VERY IMPORTANT: It mattered to ensure that the correct kernel module was given to mkinitramfs, because apparently this doesn't automatically happen during regular updates. Always look in "/lib/modules" yourself as $(ls -t /lib/modules | tail -1) doesn't always give you the right one.
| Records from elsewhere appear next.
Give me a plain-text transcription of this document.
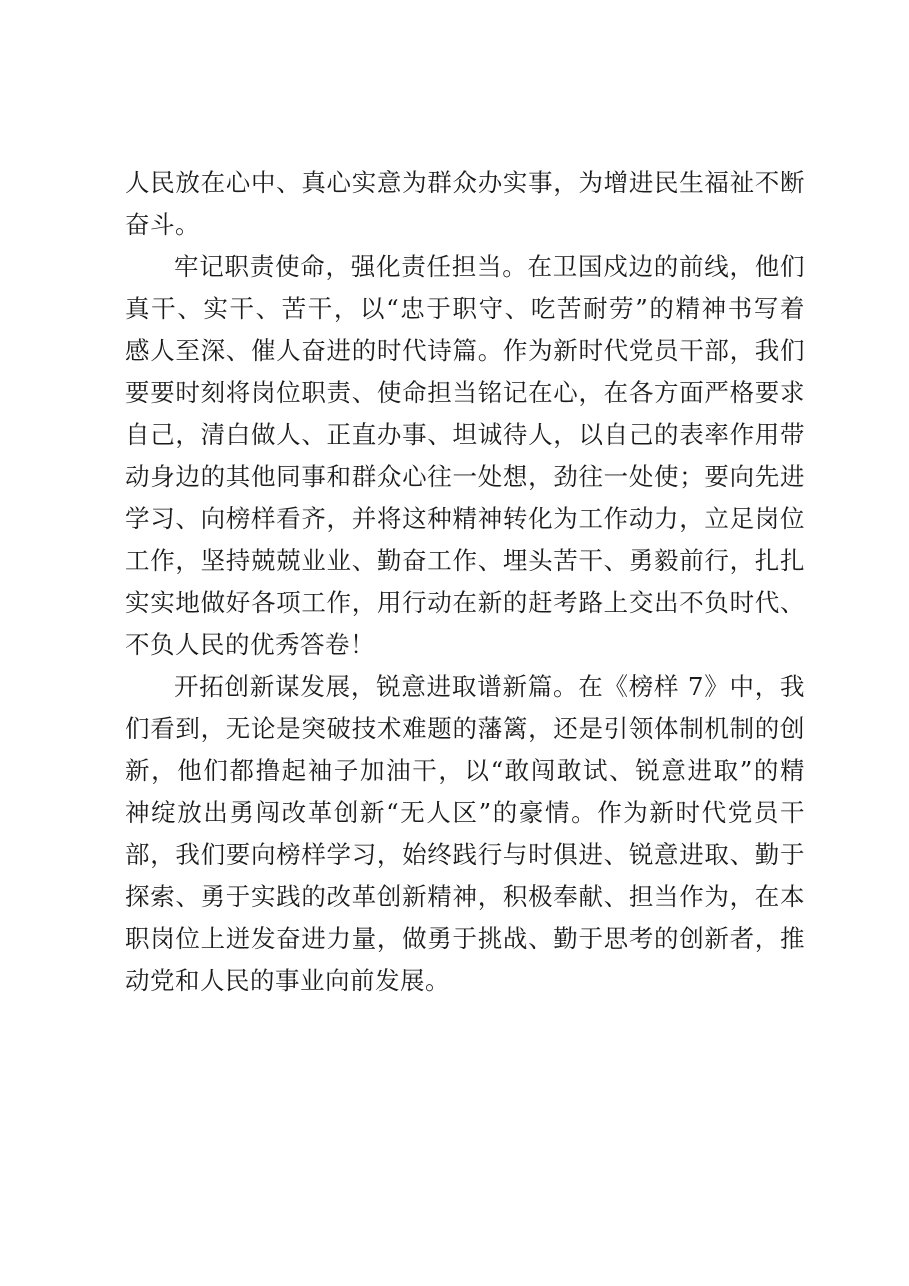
人民放在心中、真心实意为群众办实事，为增进民生福祉不断
奋斗。
牢记职责使命，强化责任担当。在卫国戍边的前线，他们
真干、实干、苦干，以“忠于职守、吃苦耐劳”的精神书写着
感人至深、催人奋进的时代诗篇。作为新时代党员干部，我们
要要时刻将岗位职责、使命担当铭记在心，在各方面严格要求
自己，清白做人、正直办事、坦诚待人，以自己的表率作用带
动身边的其他同事和群众心往一处想，劲往一处使；要向先进
学习、向榜样看齐，并将这种精神转化为工作动力，立足岗位
工作，坚持兢兢业业、勤奋工作、埋头苦干、勇毅前行，扎扎
实实地做好各项工作，用行动在新的赶考路上交出不负时代、
不负人民的优秀答卷！
开拓创新谋发展，锐意进取谱新篇。在《榜样 7》中，我
们看到，无论是突破技术难题的藩篱，还是引领体制机制的创
新，他们都撸起袖子加油干，以“敢闯敢试、锐意进取”的精
神绽放出勇闯改革创新“无人区”的豪情。作为新时代党员干
部，我们要向榜样学习，始终践行与时俱进、锐意进取、勤于
探索、勇于实践的改革创新精神，积极奉献、担当作为，在本
职岗位上迸发奋进力量，做勇于挑战、勤于思考的创新者，推
动党和人民的事业向前发展。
Not doing this will give you an error about "dm_mod" module not being loaded when entering your volume passphrase.

Full script is as follows:

# Replace /dev/sdg with your SD card block device.
# Use `lsblk` to help you find where this is.
Link "mmcblk" block device so chroot later sees the expected device block names.
test -L /dev/mmcblk0p1 || ln -s /dev/sdg1 /dev/mmcblk0p1
test -L /dev/mmcblk0p2 || ln -s /dev/sdg2 /dev/mmcblk0p2
Mount SD card.
cryptsetup -v luksOpen /dev/mmcblk0p2 sdcard
mount /dev/mapper/sdcard /mnt; mount /dev/mmcblk0p1 /mnt/boot; mount -o bind /dev /mnt/dev; mount -o bind /dev/pts /mnt/dev/pts; mount -t sysfs none /mnt/sys; mount -t proc  none /mnt/proc
Comment out ld.so.preload.
sed -i 's/^/#/g' /mnt/etc/ld.so.preload
Copy qemu binary.
cp /usr/bin/qemu-arm-static /mnt/usr/bin/
chroot to Raspbian to update and rebuild initramfs.
chroot /mnt /bin/bash
    rm -rf /var/tmp/mkinitramfs*
    apt update && apt upgrade && apt dist-upgrade && apt autoremove
    apt install --reinstall raspberrypi-bootloader raspberrypi-kernel
    test -L /sbin/fsck.luks || ln -s /sbin/e2fsck /sbin/fsck.luks
    update-initramfs -u
    # IMPORTANT: Replace "5.10.52-v7l+" with the correct kernel from "/lib/modules".
    # Doing $(ls -t /lib/modules | tail -1) here doesn't always give you the right one!!!
    mkinitramfs -o /boot/initramfs.gz 5.10.52-v7l+
    exit
Undo damage to our local recovery system.
sed -i 's/^#//g' /mnt/etc/ld.so.preload
Force flushing write buffers and unmount SD card.
sync
umount /mnt/{dev/pts,dev,sys,proc,boot} /mnt
cryptsetup -v luksClose sdcard
Unlink "mmcblk" block device.
test ! -L /dev/mmcblk0p1 || rm /dev/mmcblk0p1
test ! -L /dev/mmcblk0p2 || rm /dev/mmcblk0p2
All done. Eject the SD card and attempt boot in your Pi.

Did this from another Linux system, worked as normal.

N.B. The step to forcibly reinstall "raspberrypi-bootloader" and "raspberrypi-kernel" takes sodding ages. :) Didn't time it exactly, but it was about half an hour.